OPINION: Our 2018 Australian of the Year, Professor Michelle Simmons, is celebrated as a scientist leading the world in quantum computing. Less well known is her role in driving commercialisation of that research into economic return for the nation.
The new government, industry and university-funded Silicon Quantum Computing company will ensure Australia benefits when the quantum era arrives. The exponential increase in computer processing speeds will bring benefits in areas such as health, finance, IT, transport and security, creating opportunity, jobs and economic return.
Australia can have many more equivalent successes if we plan and invest wisely. We are strong in discovery science but less accomplished in driving the discovery-translation-application-commercialisation pipeline to generate an economic return.

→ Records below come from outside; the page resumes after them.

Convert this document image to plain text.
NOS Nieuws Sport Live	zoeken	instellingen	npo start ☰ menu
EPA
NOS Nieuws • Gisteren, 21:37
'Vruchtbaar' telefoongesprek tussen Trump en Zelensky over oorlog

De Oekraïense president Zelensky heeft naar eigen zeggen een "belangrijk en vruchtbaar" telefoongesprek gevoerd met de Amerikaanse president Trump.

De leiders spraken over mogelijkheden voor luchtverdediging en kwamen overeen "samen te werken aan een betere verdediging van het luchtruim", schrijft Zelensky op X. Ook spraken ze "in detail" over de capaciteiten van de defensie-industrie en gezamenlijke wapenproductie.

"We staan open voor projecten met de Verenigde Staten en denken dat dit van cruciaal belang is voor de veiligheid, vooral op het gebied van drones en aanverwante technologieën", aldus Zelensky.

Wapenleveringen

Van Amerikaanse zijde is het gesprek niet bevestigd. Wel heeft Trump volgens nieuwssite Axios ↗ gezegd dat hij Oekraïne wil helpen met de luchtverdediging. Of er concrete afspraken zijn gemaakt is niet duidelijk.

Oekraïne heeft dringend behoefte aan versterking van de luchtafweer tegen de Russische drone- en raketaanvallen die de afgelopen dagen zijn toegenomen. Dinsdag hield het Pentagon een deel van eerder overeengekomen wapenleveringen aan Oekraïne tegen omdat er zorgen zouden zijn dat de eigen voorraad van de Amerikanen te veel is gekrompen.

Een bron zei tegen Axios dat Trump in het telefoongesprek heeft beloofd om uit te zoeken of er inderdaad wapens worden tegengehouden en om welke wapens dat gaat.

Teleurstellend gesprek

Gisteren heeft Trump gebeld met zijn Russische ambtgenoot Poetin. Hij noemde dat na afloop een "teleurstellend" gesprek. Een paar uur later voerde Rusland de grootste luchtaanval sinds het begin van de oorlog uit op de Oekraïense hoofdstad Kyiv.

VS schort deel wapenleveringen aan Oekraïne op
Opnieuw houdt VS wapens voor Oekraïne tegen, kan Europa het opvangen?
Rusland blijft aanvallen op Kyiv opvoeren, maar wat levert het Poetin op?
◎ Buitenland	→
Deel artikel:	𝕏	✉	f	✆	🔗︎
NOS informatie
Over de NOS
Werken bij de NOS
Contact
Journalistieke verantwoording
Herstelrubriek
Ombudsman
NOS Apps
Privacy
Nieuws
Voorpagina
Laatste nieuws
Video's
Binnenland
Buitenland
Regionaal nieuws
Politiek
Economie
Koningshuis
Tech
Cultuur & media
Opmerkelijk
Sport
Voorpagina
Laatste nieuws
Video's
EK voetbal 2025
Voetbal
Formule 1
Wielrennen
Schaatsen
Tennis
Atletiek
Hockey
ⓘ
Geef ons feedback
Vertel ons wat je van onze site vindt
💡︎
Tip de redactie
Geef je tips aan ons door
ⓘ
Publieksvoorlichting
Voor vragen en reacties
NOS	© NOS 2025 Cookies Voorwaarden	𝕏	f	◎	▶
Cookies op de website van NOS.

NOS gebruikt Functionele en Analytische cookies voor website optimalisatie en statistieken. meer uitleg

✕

We have every right to be immensely proud of our scientists but we need to give them more to work with to translate their output. Gaps in current funding can be filled, without placing too much pressure on the public purse, by a new Australian Research Future Fund, explained below, and more effective R&D tax incentive schemes.
The research pipeline is a powerful economic driver. For every dollar invested in university research, evidence worldwide indicates a $5-$10 return. One well-known success that traversed the pipeline is Gardasil. Developed at the University of Queensland, the vaccine was successfully commercialised and now prevents cancer of the cervix worldwide, while generating billions of dollars in returns.
But if we do not take action, the rest of the world will leave us behind.
Only a well-developed, highly integrated translation pipeline and a willingness to invest in it, will realise the full economic potential of Australian research.
The 2016 figures on the percentage of gross domestic product spent on R&D by OECD countries show the average at 2.4%. Australia's was 1.88% – the largest gap since 2000.